I have three years exp. and I am planning on going to school. I have worked in many different places from casual to fine dining. I have finally worked my way up from dishland to being a line cook. I have made from $6 to $15 an hour. The job that I am at now the KM is asking me what to do or what do I think or can I take over so he can fart off. And I'm at the bottom of the barrel with the pay to show for it. H*** he's never in the kitchen any more, you would think he was a front of the house manager. Now my thing is I know I am good at whatever I put my mind to but what am I worth? Espacialy standing next to men with over 15 yrs of expeirence with my little 3 yrs with no type of papers. How do you classify your selfworth? I'm so confused.


----------



## fledgling (Jan 13, 2007)

I'm not sure. At my work, I get paid an extra $2 an hour because I am a culinary student. The reason is, I work in high-volume and we usually need temps that have NO experience (or know a word of the english language). I have a great position there- I prepare meals for the suites at Invesco Field (Bronco's stadium) and talk with the customers, and they love to watch someone prepare the food for them, and I got that because I am in culinary school. 
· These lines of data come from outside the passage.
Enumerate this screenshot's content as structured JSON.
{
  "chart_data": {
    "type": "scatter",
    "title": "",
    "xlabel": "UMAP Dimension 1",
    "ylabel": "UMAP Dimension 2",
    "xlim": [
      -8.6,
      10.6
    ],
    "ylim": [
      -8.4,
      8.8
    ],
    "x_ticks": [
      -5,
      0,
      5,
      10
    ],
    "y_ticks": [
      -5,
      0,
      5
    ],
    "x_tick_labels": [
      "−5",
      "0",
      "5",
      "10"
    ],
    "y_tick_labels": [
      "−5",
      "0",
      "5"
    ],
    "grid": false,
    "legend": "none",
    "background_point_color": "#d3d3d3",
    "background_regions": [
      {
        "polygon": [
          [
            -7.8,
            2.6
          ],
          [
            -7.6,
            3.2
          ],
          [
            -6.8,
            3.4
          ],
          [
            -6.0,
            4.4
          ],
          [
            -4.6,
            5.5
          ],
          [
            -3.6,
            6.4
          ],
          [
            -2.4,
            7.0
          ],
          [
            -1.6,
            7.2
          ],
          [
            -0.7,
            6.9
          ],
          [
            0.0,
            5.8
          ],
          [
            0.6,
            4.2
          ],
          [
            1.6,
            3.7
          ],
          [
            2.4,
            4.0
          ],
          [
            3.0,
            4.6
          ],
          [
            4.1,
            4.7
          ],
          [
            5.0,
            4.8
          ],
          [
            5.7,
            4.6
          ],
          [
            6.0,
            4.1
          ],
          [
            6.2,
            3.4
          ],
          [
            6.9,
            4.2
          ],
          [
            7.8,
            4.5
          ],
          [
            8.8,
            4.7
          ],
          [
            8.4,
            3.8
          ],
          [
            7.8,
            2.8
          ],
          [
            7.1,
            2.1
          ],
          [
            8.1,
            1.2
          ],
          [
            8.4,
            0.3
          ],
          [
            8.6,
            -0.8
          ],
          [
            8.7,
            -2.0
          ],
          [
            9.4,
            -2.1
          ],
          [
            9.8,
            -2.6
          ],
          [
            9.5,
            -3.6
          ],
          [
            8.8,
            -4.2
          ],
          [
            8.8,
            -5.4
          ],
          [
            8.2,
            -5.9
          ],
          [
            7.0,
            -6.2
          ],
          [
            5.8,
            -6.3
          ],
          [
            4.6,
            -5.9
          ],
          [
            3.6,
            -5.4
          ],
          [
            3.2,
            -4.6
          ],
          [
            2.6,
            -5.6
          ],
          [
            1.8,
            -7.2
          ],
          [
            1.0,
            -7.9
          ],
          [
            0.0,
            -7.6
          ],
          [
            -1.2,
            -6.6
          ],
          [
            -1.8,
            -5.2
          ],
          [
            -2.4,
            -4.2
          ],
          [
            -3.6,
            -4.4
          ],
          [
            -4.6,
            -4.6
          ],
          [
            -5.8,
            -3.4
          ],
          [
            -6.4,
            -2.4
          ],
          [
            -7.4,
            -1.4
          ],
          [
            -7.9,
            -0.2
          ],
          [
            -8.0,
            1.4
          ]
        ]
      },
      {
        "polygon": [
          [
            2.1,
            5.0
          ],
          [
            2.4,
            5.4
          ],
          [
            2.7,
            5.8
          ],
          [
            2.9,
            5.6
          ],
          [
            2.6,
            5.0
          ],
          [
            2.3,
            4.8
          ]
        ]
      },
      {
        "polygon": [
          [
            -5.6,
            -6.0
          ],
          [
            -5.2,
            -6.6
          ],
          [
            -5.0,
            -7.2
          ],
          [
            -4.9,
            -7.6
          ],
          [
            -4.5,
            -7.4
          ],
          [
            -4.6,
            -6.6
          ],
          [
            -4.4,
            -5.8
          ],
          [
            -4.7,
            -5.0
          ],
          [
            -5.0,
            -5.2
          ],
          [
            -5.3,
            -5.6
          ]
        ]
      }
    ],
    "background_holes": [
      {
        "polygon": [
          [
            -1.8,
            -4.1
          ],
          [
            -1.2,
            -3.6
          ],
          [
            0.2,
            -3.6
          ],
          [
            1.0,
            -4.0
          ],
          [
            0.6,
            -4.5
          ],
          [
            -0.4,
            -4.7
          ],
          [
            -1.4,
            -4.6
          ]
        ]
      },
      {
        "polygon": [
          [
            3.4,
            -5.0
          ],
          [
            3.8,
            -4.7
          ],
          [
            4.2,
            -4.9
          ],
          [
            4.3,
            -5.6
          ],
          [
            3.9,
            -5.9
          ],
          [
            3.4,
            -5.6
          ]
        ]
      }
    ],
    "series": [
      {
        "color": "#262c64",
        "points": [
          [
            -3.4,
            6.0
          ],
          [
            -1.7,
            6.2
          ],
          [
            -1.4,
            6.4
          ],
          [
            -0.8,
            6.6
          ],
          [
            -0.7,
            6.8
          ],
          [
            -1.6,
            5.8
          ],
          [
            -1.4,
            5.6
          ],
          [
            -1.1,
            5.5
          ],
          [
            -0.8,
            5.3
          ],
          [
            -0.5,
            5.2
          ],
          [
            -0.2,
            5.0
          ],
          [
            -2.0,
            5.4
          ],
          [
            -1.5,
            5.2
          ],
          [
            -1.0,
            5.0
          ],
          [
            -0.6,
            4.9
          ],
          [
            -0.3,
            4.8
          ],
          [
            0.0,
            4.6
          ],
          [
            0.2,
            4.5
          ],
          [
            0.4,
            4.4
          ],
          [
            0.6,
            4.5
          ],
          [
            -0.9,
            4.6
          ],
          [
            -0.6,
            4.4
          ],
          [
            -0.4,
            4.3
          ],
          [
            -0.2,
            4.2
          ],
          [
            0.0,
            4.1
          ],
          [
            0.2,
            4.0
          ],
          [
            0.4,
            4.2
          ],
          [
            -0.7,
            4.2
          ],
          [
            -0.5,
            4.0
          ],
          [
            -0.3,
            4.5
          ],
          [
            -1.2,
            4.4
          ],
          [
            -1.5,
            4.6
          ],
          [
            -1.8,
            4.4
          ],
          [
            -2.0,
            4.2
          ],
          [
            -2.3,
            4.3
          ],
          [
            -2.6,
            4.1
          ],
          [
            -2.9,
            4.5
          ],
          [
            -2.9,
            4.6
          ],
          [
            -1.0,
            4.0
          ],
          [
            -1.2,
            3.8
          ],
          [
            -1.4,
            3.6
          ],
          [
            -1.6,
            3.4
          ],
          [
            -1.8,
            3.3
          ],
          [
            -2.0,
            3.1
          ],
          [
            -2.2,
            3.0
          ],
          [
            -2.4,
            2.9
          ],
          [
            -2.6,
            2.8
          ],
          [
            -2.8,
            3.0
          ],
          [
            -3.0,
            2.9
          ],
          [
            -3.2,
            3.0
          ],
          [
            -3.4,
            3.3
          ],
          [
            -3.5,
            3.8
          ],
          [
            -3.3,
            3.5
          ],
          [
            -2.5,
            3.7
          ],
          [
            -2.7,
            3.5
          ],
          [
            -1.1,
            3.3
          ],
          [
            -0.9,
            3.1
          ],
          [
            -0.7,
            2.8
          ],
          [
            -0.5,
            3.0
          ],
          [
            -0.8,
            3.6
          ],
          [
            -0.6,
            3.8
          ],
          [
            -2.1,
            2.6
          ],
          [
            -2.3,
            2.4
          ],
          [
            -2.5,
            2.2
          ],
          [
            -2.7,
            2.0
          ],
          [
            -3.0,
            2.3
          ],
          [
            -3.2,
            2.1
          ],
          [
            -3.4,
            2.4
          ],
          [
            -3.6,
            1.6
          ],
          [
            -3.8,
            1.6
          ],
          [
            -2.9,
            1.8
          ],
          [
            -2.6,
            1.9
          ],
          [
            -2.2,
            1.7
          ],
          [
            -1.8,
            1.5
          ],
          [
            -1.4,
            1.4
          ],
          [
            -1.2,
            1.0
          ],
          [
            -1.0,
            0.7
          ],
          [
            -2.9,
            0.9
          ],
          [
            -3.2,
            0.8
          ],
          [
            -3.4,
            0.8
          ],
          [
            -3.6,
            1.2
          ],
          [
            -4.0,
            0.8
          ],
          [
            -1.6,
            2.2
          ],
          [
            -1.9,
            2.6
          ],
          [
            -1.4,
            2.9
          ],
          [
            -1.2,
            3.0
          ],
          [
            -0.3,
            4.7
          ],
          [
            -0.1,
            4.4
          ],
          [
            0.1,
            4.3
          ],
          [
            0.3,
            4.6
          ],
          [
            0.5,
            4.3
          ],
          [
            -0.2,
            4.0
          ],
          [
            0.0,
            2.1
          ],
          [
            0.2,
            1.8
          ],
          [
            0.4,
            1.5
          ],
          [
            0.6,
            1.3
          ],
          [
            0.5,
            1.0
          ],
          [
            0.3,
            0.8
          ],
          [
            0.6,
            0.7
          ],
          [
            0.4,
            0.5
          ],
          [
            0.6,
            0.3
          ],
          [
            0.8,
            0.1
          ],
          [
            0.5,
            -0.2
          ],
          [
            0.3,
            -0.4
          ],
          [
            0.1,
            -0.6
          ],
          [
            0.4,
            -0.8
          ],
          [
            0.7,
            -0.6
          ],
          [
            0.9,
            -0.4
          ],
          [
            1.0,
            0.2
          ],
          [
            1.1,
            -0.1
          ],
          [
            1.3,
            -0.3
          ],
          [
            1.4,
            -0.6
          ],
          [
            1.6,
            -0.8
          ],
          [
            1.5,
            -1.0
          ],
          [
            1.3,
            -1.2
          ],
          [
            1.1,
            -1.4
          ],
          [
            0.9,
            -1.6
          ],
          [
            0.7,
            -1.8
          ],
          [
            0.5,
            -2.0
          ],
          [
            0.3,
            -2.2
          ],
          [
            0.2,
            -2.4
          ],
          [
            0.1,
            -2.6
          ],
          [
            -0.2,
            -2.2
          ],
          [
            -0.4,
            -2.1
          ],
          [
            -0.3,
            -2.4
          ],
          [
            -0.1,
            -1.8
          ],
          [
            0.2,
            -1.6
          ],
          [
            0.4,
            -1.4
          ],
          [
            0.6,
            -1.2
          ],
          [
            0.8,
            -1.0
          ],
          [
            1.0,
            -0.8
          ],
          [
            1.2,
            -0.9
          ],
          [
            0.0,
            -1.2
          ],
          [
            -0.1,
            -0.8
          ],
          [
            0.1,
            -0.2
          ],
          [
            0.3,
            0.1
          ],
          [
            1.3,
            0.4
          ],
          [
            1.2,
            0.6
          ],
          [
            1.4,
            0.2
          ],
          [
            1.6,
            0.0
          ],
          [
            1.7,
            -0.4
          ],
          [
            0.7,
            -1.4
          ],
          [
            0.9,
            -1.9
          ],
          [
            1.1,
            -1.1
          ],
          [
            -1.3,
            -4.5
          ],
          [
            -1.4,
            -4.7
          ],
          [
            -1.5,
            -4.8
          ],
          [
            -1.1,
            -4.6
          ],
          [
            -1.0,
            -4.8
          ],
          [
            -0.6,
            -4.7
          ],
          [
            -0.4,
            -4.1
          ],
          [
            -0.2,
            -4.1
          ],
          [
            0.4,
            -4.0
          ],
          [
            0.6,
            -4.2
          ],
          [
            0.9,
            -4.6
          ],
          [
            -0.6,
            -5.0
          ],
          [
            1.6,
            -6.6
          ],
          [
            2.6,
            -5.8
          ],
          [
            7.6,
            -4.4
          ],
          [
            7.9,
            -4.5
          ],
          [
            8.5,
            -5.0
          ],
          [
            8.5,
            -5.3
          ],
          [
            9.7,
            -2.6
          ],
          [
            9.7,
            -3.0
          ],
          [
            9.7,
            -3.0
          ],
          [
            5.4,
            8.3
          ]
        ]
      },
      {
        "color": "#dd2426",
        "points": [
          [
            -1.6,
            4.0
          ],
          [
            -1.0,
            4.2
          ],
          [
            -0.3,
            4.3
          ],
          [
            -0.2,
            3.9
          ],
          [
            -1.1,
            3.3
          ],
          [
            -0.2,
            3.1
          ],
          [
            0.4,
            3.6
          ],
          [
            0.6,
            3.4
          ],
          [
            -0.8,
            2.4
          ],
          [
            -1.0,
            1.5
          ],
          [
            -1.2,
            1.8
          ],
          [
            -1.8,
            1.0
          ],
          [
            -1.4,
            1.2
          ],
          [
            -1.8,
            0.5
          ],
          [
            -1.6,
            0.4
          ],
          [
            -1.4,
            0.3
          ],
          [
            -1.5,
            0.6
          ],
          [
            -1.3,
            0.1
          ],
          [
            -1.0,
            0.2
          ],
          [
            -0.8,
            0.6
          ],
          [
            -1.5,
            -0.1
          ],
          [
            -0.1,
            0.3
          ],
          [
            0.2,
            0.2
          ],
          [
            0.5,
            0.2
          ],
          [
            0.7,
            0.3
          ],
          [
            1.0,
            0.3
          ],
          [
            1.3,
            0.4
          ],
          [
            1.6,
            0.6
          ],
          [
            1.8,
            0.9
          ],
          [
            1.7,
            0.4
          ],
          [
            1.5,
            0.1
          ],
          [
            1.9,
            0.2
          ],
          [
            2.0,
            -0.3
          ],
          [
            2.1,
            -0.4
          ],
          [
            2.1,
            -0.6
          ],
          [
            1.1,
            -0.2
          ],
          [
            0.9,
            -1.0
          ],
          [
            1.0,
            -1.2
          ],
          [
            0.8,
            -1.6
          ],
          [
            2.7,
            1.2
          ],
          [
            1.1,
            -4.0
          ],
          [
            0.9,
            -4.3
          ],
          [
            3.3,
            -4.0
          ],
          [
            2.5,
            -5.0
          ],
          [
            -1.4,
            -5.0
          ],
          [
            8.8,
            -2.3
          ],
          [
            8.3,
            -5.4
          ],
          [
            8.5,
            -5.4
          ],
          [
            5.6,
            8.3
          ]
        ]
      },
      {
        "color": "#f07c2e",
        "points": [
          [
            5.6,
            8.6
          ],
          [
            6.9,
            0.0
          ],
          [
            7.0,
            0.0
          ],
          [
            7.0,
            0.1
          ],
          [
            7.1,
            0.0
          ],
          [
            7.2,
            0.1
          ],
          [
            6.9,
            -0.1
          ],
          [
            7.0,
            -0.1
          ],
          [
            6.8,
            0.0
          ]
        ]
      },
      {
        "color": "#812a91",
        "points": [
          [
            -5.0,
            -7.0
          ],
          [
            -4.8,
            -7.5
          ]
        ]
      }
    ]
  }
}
There aren't any better positions at my workplace other than supervisory (which I would rather not have), and they base that off of experience. Give yourself a few more years and you'll get great pay. I've learned that I will not work for anyone under $11/hr now, but I'm still young in this industry too. Good luck.


----------



## panini (Jul 28, 2001)

My position is OK.
My pay could always be better.
of course I work to live, used to do the opposite.


----------



## steve a (Mar 13, 2006)

Welsh, is your dad JL???

Regarding pay, it depends *more* on your location vice your abilities. In a metropolitan area a low end cook will make far more than a high end cook in the boonies. It's all about the cost of living.

Ciao,


----------



## welsh (Jan 8, 2007)

No not JL but SL.
thanks for the advice everyone


----------



## ras1187 (Oct 3, 2006)

Of course I will always want higher pay, but for now 11/hr is really good for the chicagoland area. I inquired about an opening at a very nice french bistro, and their cooks make 7/hr.


----------



## salliem (Nov 3, 2006)

I am currently the prep cook for a sports bar/restaurant in Florida..I have 29 years experience..no culinary school and I make fairly decent money. I too have checked around and my pay scale is much higher than most here.


----------



## headless chicken (Apr 28, 2003)

Problem is, there is no standard pay to rank/exp. I only got 1 year in my belt plus 2 in schooling with no papers and I started off at $10/hr, no benefits till after a 6 month probationary. Here I am 1 year later, 3x the workload, at $11/hr only made worse now with people leaving left and right. If that isn't the bad part, home office won't let us hire more people unless we can make more money to justify the extra help. 

um...wtf? Sales will continue to go steadily down with people leaving and you won't let us hire replacements unless you see more money. More people = higher sales, 3 people can't man 5-6 stations 10hrs per day.


----------